I read the dust jacket when I first bought The Hole last year, but had since forgotten what it was supposed to be about. Which I preferred, honestly, once I finally started reading it two weeks ago. I remembered that it would be suspenseful somehow, and I was glad to not be anticipating anything specific beyond that. It's the kind of novel that steadily builds up an intense sense of unease, confusion, and lack of control, the kind of novel where all the pieces don't come together until the very end (and even then readers are purposefully left with many questions). And that felt oddly familiar to me, but I couldn't put my finger on exactly why. Then I finished the book, finally read the dust jacket again, and saw the synopsis reference Herman Koch's The Dinner, and then it clicked. Yes! Exactly! Of course! THAT's the deceptively simply yet menacingly dark atmosphere that The Hole replicates. That and the Kathy Bates movie Misery, which I've never seen in full but know plenty about by virtue of cultural osmosis.

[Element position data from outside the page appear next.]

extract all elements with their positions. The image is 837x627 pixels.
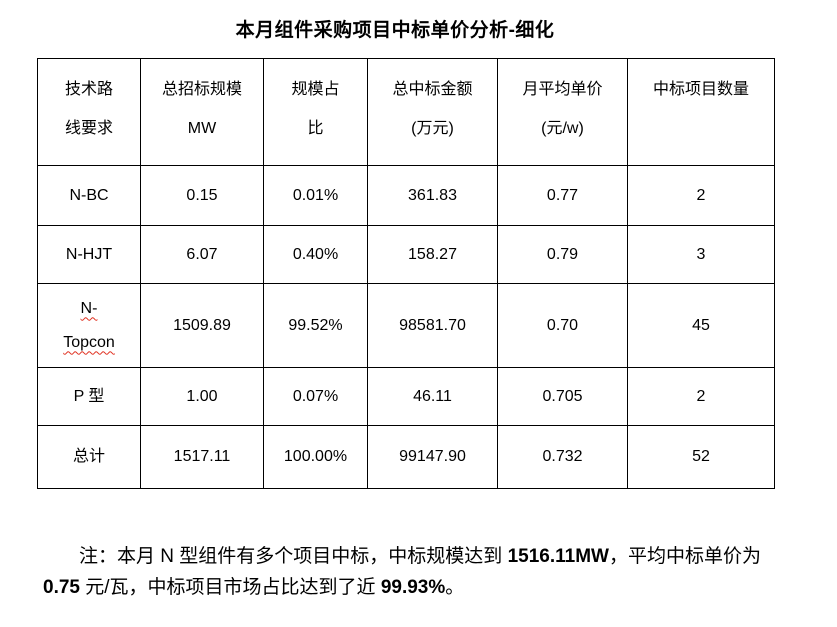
table-row-total: 总计 1517.11 100.00% 99147.90 0.732 52	[37, 425, 775, 489]
column-header-amount: 总中标金额 (万元)	[367, 58, 498, 166]
cell-amount: 361.83	[367, 165, 498, 226]
header-line: (万元)	[411, 120, 454, 137]
cell-price: 0.732	[497, 425, 628, 489]
cell-share: 0.07%	[263, 367, 368, 426]
procurement-analysis-table: 技术路 线要求 总招标规模 MW 规模占 比 总中标金额 (万元) 月平均单价 …	[37, 58, 775, 489]
cell-scale: 0.15	[140, 165, 264, 226]
column-header-scale: 总招标规模 MW	[140, 58, 264, 166]
cell-price: 0.77	[497, 165, 628, 226]
footnote-bold-value: 1516.11MW	[507, 546, 609, 567]
footnote-text: 。	[445, 577, 465, 598]
header-line: 规模占	[291, 81, 340, 98]
cell-tech: 总计	[37, 425, 141, 489]
column-header-share: 规模占 比	[263, 58, 368, 166]
cell-scale: 1.00	[140, 367, 264, 426]
column-header-tech: 技术路 线要求	[37, 58, 141, 166]
page-title: 本月组件采购项目中标单价分析-细化	[235, 20, 555, 41]
footnote-bold-value: 0.75	[43, 577, 80, 598]
cell-count: 2	[627, 165, 775, 226]
footnote-text: ，平均中标单价为	[608, 546, 761, 567]
cell-scale: 1509.89	[140, 283, 264, 368]
cell-price: 0.705	[497, 367, 628, 426]
header-line: (元/w)	[541, 120, 584, 137]
footnote-paragraph: 注：本月 N 型组件有多个项目中标，中标规模达到 1516.11MW，平均中标单…	[43, 541, 807, 603]
column-header-price: 月平均单价 (元/w)	[497, 58, 628, 166]
cell-count: 2	[627, 367, 775, 426]
cell-tech: N- Topcon	[37, 283, 141, 368]
header-line: 中标项目数量	[652, 81, 749, 98]
cell-amount: 98581.70	[367, 283, 498, 368]
column-header-count: 中标项目数量	[627, 58, 775, 166]
cell-share: 0.40%	[263, 225, 368, 284]
table-header-row: 技术路 线要求 总招标规模 MW 规模占 比 总中标金额 (万元) 月平均单价 …	[37, 58, 775, 166]
header-line: 总招标规模	[161, 81, 242, 98]
footnote-text: 注：本月 N 型组件有多个项目中标，中标规模达到	[79, 546, 508, 567]
cell-scale: 1517.11	[140, 425, 264, 489]
table-row-nbc: N-BC 0.15 0.01% 361.83 0.77 2	[37, 165, 775, 226]
cell-tech: P 型	[37, 367, 141, 426]
cell-share: 0.01%	[263, 165, 368, 226]
cell-tech: N-BC	[37, 165, 141, 226]
cell-count: 52	[627, 425, 775, 489]
table-row-ptype: P 型 1.00 0.07% 46.11 0.705 2	[37, 367, 775, 426]
cell-amount: 99147.90	[367, 425, 498, 489]
table-row-nhjt: N-HJT 6.07 0.40% 158.27 0.79 3	[37, 225, 775, 284]
header-line: 比	[307, 120, 324, 137]
footnote-bold-value: 99.93%	[380, 577, 446, 598]
cell-count: 45	[627, 283, 775, 368]
cell-count: 3	[627, 225, 775, 284]
header-line: 线要求	[64, 120, 113, 137]
cell-price: 0.79	[497, 225, 628, 284]
cell-scale: 6.07	[140, 225, 264, 284]
cell-share: 100.00%	[263, 425, 368, 489]
header-line: 总中标金额	[392, 81, 473, 98]
misspelled-text: N- Topcon	[63, 299, 115, 351]
header-line: 月平均单价	[522, 81, 603, 98]
cell-amount: 46.11	[367, 367, 498, 426]
cell-amount: 158.27	[367, 225, 498, 284]
cell-price: 0.70	[497, 283, 628, 368]
footnote-text: 元/瓦，中标项目市场占比达到了近	[79, 577, 381, 598]
cell-share: 99.52%	[263, 283, 368, 368]
table-row-ntopcon: N- Topcon 1509.89 99.52% 98581.70 0.70 4…	[37, 283, 775, 368]
cell-tech: N-HJT	[37, 225, 141, 284]
header-line: MW	[187, 120, 217, 137]
header-line: 技术路	[64, 81, 113, 98]
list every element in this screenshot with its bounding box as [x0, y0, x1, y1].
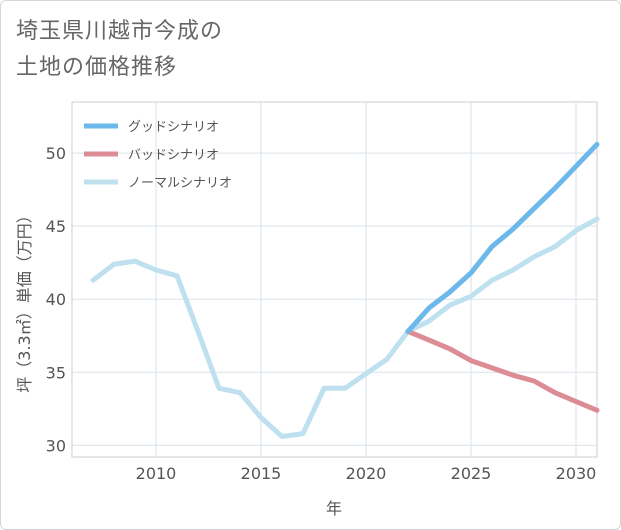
series-line-1: [405, 141, 600, 334]
y-tick-label: 35: [46, 363, 66, 382]
y-tick-label: 45: [46, 217, 66, 236]
y-tick-labels: 30 35 40 45 50: [46, 144, 66, 455]
legend-label: ノーマルシナリオ: [128, 176, 232, 191]
x-tick-labels: 2010 2015 2020 2025 2030: [136, 464, 597, 483]
y-tick-label: 50: [46, 144, 66, 163]
legend-label: バッドシナリオ: [128, 148, 219, 163]
x-axis-label: 年: [326, 499, 342, 518]
x-tick-label: 2015: [241, 464, 282, 483]
plot-background: [71, 101, 598, 458]
y-tick-label: 30: [46, 436, 66, 455]
series-line-2: [405, 328, 600, 413]
title-line-2: 土地の価格推移: [16, 55, 178, 80]
series-layer: [90, 141, 600, 439]
y-tick-label: 40: [46, 290, 66, 309]
y-axis-label: 坪（3.3㎡）単価（万円）: [15, 207, 34, 392]
x-tick-label: 2030: [556, 464, 597, 483]
series-line-3: [90, 216, 600, 439]
x-tick-label: 2020: [346, 464, 387, 483]
legend-label: グッドシナリオ: [128, 120, 219, 135]
title-line-1: 埼玉県川越市今成の: [16, 19, 224, 44]
chart-title: 埼玉県川越市今成の 土地の価格推移: [16, 14, 223, 86]
x-tick-label: 2010: [136, 464, 177, 483]
x-tick-label: 2025: [451, 464, 492, 483]
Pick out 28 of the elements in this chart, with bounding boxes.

Speaking of mounting intensity, this has got to be the most cleverly-designed book that I've read in a long time. It's genius, really. On the first page of each chapter, there's a big black dot in the upper-right corner. That's something I took note of right away. What I didn't notice until halfway through the novel, however, was that as the chapters progress, the big black dot ("the hole") in the upper-right corner grows bigger. And bigger. And bigger. The higher the stakes get, the more chaotic and dire Oghi's circumstances become, the more imposing that dot becomes on the page. It goes from the size of a quarter in chapter 1 to the size of a grapefruit in chapter 15, and the visual contrast between where the story starts and ends still gives me chills. 

Now. I'm about to slightly spoil the ending, so be warned. The final chapter shows Oghi escaping the house, only to end up in the hole that his MIL dug. However, I'm inclined to wonder whether he actually escapes, or if it only happens in Oghi's mind? Because how does he go from only being able to move his hands and wiggle his fingers in the previoius chapter, to having enough upper body strength to raise his arms above his head, open doors, and drag himself across various surfaces? And wouldn't he have had to take his catheter out before pushing himself off of the bed in the first place? Perhaps he never actually leaves the bed and is only imagining what would happen if he were to escape and fall into the hole outside. And perhaps the act of imagining, along with the acknowledgement of his being trappedin the house, in his body, in the custody of his unhinged MIL, in this isolated life that's so unlike the life he had beforeis what allows him to finally grieve his circumstances, as the novel closes with him crying for the first time since he woke up from his coma almost a year prior. At least that's my theory on The Hole for now. If you liked Herman Koch's The Dinner, enjoy suspense and secrets, can appreciate open endings and not having every question answered, or are interested in learning how incredibly political map-making is, then read this book! 

Favorite quotes:

"Oghi struggled to accept that this was his body now... He did not know how to handle the disconnect between the old him and the new him. All he could do was foresee that nothing would be as it was, and he could not even begin to guess at how many things would be different in the future and how those things would change him" (32).

"No matter how hard you tried to draw the world, you could never be exact... It was impossible to capture the trajectory of life in a map... A world that could not be understood perfectly, could not be explained unambiguously, and was interpreted differently based on the political purposes and conveniences was no different from the world he was already living in. And yet, the one way in which maps were clearly better than life was that they improved with failure" (69). 

 "It was a time when their friendship had flourished for lack of hope" (74).

"His wife's tears had stopped not because she was no longer sad, but because the time had come to stop crying. And at last, Oghi cried. Not because of his wife. But because his time for crying had come" (198).